A very eye-catching lichen growing around the summit. 

I'm on top of a mountain... Never thought it would happen! 

Looking back to Ben Lawers from pathway down the Shepherd's Track 
(the way we should have ascended)

The Shepherd's Path, complete with sheep, looking toward the way back, just one and a half hours walking to go.

We arrived back at the car at 7.30 having set of at 8.30 in the morning. 
Eleven hours of agony and ecstasy! Worth every excruciating step!


Steve Gale said...

Karen, this has bought a great many Ben Lawers memories flooding back. Is the car park by the visitor centre still open? I believe there was talk of closing it.

Karen Woolley said...

Hi Steve,

There's a car park but no visitor centre, it's been demolished. I believe the car park is in a different place too, There are no facilities at all anymore.Just a few interpretation boards. Which is good in many ways.

Wilma said...

Karen - I am so glad you persevered! That Alpine Gentian is most wonderful. In fact, your trek seemed like a wonderland of botany in miniature. I doubt I will ever in my life have a chance to see these things, so thank you for the exquisite photos and the commentary. Cheers, Wilma

Gibster said...

I love reading this blog, such a kick up the bum to get out there and enjoy what's all around us! I've only ever made it halfway up Ben Lawers (after Mountain Ringlets not plants) but still saw many new plant species. Glad (in a way) to learn that the visitor centre has been demolished, I thought I was going crazy when I couldn't find it last time I was there - figured senility had finally struck!

Mick Lacey said...

Wonderful stuff, this really is on my list of places to visit. Great photos by the way.

con-tata said...

I extremely love to read this blog. Thank you greatly.

Karen Woolley said...

Thanks for the kind comments all greatly appreciated.

Wilma - Same goes for me in relation to your blog and the wonderful sights of Belize.

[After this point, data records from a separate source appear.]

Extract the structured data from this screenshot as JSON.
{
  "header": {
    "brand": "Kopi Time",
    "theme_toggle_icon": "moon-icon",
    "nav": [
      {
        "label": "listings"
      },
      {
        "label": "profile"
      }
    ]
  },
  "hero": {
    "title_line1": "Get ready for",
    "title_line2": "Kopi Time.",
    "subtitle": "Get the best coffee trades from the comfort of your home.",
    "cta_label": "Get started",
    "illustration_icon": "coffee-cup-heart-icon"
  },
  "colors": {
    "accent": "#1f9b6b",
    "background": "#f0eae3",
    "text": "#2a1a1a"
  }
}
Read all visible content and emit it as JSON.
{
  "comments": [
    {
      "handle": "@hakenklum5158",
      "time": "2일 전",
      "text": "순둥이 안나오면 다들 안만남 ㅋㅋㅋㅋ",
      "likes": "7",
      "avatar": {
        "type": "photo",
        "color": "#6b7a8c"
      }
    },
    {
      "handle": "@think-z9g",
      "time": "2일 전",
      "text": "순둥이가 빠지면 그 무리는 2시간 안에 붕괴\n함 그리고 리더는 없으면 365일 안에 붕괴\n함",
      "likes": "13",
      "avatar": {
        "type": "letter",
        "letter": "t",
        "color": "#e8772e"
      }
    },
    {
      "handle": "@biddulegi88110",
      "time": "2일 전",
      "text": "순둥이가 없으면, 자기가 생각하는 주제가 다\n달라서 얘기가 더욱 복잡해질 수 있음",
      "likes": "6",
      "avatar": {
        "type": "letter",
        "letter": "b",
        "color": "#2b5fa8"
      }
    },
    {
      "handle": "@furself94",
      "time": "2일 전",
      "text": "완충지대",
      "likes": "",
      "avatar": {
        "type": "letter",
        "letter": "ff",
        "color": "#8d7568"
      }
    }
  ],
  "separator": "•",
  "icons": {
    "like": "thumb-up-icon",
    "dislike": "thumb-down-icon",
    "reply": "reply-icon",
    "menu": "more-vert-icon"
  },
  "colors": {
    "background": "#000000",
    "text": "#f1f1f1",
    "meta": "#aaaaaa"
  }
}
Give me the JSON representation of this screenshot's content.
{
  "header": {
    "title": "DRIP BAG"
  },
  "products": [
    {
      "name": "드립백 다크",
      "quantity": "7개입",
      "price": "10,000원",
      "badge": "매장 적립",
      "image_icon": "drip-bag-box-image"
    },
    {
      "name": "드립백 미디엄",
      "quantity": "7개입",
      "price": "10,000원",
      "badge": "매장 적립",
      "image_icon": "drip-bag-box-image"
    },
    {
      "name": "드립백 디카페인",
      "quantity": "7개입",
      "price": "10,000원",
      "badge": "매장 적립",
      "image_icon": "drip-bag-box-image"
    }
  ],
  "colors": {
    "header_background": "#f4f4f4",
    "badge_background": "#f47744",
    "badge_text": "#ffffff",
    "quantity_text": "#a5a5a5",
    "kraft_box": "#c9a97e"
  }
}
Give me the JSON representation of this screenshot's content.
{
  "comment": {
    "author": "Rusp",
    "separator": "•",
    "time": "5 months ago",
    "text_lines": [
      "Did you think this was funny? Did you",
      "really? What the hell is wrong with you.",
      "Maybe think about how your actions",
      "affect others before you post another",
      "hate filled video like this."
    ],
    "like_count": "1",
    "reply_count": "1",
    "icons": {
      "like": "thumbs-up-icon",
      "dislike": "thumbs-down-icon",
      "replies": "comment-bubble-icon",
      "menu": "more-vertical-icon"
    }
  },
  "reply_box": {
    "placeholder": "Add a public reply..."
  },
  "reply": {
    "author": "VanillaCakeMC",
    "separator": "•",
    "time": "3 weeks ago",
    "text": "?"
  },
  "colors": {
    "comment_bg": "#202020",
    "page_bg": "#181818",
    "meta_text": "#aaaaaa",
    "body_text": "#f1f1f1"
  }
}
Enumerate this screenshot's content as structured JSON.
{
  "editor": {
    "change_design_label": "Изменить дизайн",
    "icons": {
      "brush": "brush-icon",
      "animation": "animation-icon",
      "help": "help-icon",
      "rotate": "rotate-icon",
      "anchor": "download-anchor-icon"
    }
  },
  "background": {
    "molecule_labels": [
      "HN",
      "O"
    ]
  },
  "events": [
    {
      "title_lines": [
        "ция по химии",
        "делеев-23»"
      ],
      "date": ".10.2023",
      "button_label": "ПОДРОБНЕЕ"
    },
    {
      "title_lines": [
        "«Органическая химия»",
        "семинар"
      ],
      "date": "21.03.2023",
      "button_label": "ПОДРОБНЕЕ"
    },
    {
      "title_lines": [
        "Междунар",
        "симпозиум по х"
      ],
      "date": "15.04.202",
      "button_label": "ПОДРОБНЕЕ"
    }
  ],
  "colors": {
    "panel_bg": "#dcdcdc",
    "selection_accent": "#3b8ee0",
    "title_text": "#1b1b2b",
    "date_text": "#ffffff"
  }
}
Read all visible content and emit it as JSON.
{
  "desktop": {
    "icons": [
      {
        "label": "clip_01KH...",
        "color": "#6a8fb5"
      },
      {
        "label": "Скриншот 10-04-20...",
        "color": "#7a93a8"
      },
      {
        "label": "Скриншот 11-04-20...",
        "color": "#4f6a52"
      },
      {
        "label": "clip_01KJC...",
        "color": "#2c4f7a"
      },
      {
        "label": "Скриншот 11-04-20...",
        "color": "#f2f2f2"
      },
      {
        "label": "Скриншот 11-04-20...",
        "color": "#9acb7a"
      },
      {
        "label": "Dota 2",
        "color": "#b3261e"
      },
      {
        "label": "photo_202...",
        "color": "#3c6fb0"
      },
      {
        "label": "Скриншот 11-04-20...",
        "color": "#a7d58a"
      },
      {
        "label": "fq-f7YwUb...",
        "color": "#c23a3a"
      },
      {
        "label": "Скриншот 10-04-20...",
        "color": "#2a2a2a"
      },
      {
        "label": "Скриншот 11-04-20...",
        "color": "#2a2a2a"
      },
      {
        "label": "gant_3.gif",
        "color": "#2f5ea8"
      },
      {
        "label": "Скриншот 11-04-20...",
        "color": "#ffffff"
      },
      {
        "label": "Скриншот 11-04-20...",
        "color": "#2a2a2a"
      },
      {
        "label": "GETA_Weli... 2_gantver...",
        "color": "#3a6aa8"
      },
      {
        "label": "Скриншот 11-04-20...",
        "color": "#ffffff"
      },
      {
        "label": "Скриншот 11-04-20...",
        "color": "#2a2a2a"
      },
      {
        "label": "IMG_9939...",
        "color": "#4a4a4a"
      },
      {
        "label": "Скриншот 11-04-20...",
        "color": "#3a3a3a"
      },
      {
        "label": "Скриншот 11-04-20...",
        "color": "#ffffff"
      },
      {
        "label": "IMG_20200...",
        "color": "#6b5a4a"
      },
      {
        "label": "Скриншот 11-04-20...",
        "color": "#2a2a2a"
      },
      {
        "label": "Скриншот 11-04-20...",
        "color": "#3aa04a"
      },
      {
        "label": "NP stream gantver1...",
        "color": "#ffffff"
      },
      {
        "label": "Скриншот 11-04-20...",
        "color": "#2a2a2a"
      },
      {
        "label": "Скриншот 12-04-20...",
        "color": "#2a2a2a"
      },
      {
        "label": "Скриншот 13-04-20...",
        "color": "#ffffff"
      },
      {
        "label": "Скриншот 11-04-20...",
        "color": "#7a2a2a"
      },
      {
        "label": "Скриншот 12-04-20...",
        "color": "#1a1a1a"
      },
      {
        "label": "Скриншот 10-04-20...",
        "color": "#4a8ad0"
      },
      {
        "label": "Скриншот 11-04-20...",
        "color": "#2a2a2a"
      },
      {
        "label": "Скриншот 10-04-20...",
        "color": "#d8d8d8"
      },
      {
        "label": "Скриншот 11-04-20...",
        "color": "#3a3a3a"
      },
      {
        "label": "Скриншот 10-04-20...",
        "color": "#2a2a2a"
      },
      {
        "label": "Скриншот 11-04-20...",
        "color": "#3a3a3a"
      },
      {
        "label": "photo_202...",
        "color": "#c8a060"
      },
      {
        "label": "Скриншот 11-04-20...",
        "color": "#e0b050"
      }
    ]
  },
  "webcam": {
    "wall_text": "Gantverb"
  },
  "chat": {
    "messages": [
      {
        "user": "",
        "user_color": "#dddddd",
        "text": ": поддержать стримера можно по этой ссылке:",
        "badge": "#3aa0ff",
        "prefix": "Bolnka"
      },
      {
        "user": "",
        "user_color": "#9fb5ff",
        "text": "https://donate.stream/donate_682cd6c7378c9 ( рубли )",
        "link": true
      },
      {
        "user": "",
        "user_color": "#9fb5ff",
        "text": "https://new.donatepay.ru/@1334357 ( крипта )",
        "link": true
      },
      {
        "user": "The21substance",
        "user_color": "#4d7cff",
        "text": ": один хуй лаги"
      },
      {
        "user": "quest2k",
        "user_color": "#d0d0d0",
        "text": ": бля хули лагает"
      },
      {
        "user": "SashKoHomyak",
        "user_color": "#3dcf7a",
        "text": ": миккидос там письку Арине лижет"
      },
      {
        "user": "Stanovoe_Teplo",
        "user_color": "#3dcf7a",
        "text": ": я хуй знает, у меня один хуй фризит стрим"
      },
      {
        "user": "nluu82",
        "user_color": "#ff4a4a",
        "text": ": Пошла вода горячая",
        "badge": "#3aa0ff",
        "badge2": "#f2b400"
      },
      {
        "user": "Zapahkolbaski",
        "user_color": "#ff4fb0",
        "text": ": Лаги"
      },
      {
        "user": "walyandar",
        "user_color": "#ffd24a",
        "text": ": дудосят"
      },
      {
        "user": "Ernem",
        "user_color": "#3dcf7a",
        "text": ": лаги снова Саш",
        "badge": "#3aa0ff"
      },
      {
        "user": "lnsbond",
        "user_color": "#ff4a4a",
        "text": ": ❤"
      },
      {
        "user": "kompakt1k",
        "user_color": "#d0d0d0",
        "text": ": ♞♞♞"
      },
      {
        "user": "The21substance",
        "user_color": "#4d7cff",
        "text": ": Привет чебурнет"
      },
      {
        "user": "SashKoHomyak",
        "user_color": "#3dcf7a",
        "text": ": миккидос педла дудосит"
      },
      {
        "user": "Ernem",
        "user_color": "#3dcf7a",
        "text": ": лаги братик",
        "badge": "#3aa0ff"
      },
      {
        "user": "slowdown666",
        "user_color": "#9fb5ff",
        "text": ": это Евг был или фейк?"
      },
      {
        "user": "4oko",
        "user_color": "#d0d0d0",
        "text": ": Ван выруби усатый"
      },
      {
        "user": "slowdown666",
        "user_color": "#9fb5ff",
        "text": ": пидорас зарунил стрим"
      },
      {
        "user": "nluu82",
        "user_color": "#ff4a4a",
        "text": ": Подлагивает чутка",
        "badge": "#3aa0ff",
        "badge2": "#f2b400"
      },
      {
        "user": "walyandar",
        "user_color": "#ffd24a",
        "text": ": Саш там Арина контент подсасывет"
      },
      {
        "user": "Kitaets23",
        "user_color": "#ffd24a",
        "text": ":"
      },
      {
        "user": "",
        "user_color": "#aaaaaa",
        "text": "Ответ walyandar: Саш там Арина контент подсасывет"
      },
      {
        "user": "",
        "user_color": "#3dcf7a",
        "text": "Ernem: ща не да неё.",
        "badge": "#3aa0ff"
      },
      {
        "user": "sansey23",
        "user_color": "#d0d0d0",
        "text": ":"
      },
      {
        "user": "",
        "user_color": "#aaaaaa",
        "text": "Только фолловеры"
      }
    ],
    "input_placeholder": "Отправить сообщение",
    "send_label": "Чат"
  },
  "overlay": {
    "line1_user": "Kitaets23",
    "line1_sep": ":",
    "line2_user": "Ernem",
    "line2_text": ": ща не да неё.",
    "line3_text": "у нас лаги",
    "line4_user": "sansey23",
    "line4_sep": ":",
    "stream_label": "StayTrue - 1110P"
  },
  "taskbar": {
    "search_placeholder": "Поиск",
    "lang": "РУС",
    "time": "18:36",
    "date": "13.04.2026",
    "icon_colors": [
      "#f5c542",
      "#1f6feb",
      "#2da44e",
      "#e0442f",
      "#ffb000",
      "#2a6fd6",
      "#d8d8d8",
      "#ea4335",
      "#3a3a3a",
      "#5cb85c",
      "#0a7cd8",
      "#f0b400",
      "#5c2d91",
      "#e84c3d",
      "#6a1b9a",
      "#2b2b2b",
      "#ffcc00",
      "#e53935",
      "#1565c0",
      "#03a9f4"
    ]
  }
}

Seth - I've added your blog to my blog roll. I visited Skye for the first time in October it'll be on my blog soon. Hope to come back there this summer. Perhaps you could help me with some site info.

Mick - You should, you won't be disappointed!

Unknown said...

Really enjoyed this post with one site crammed with so many special plants.

David said...

What a fabulously evocative account! Took me back to leading a Biology 6th form group to the top of Ben Lawers in the 70's: one of my fondest memories of teaching!